Croissance française 2016 : encore moins qu’en 2015

Croissance française 2016 : encore moins qu’en 2015

Ce devait être l’année de la reprise et de l’inversion du chômage, ce sera encore moins bien qu’en 2015 en ce qui concerne la croissance. La croissance de l’économie française a atteint 0,4% au quatrième trimestre 2016 et s’est donc établie à 1,1% sur l’ensemble de l’année, selon une deuxième estimation publiée, ce mardi, par l’Insee. Ces chiffres sont conformes aux premières estimations de l’Insee rendues publiques le 31 janvier. Au quatrième trimestre, la croissance du produit intérieur brut (PIB) a accéléré après la légère hausse de 0,2% au cours des trois mois précédents. Mais ces chiffres, pour 2016, sont inférieurs de 0,1 point par rapport à 2015 où la croissance avait atteint 1,2%. En outre, la hausse de 2016, dernière année pleine du quinquennat de François Hollande, est inférieure de 0,3 point à la prévision du gouvernement, qui avait réajusté sa prévision de 1,5% à 1,4% à l’automne. Dans le détail, les dépenses de consommation des ménages ont accéléré en 2016, augmentant de 1,8% après une progression de 1,5% en 2015, portées «notamment par les achats en biens d’équipement du logement au premier semestre», selon l’Insee.

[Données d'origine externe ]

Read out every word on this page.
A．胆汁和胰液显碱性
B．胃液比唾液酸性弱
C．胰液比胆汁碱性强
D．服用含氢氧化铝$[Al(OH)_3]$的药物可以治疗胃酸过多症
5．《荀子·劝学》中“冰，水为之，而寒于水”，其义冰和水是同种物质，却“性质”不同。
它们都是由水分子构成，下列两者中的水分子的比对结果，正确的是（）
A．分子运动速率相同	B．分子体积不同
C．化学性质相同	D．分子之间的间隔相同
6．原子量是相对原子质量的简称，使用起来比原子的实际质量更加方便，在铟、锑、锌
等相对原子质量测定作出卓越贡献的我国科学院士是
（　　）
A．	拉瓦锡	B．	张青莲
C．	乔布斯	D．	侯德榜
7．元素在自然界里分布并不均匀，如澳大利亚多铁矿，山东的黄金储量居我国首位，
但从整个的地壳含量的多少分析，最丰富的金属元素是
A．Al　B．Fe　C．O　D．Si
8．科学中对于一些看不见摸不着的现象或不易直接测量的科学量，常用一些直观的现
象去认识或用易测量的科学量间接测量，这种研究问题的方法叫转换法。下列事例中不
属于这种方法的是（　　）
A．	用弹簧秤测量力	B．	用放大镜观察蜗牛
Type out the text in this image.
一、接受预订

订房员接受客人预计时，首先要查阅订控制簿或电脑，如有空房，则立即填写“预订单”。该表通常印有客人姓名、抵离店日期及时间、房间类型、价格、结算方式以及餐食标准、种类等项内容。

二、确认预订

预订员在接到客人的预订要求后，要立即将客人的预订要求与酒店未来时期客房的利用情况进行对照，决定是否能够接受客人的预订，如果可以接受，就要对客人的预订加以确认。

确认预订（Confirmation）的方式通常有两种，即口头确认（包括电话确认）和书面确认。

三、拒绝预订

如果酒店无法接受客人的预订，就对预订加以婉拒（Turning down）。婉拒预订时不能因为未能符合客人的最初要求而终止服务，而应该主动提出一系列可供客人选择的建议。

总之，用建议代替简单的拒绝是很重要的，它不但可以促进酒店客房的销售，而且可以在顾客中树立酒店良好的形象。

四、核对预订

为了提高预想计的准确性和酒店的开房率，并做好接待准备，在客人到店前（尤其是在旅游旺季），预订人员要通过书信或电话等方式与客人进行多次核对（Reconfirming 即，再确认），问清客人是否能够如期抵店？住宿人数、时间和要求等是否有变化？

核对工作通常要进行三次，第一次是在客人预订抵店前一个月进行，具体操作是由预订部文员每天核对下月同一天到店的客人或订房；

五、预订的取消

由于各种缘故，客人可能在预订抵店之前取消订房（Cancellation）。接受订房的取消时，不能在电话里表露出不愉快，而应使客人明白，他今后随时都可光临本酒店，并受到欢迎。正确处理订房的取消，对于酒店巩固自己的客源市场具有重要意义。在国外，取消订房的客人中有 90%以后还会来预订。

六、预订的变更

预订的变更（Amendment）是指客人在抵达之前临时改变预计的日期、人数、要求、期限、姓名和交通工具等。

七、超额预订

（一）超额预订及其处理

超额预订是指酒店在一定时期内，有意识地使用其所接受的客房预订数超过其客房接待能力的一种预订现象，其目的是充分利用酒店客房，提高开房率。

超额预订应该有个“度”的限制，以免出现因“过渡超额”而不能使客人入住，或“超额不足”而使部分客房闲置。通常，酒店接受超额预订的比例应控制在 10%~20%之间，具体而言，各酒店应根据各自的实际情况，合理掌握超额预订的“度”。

De même, l’investissement s’est mieux porté, en particulier celui des entreprises qui a crû de 4% l’an dernier, après une hausse de 2,7% en 2015. Il a notamment accéléré au quatrième trimestre après deux trimestres plus moroses, les chefs d’entreprise ayant anticipé la fin du dispositif de suramortissement fiscal sur les investissements productifs, prévue en avril. Mais l’investissement des administrations publiques a pour sa part continué de reculer, mais à un rythme nettement moins fort qu’en 2015 (-0,6% contre -3,9%). Les exportations ont marqué le pas, ne progressant que de 1,1% en 2016 contre une hausse de 6% un an auparavant. Les importations ont également ralenti, mais moins fort que les exportations (+3,7% après +6,4%), ce qui explique que le solde extérieur a pesé davantage sur la croissance en 2016 qu’en 2015 (-0,8 point après -0,3 point). La production a, de son côté, augmenté un peu plus qu’en 2015 (+1,4% après +1,3%), rebondissant notamment dans la construction. Mais la production agricole a fortement diminué (-5,7% après -2,2%), «en raison de conditions climatiques défavorables» selon l’Insee, ce qui a particulièrement pesé sur la croissance. Selon l’Insee, la croissance de l’économie française devrait augmenter de 0,4% aux premier et deuxième trimestre 2017.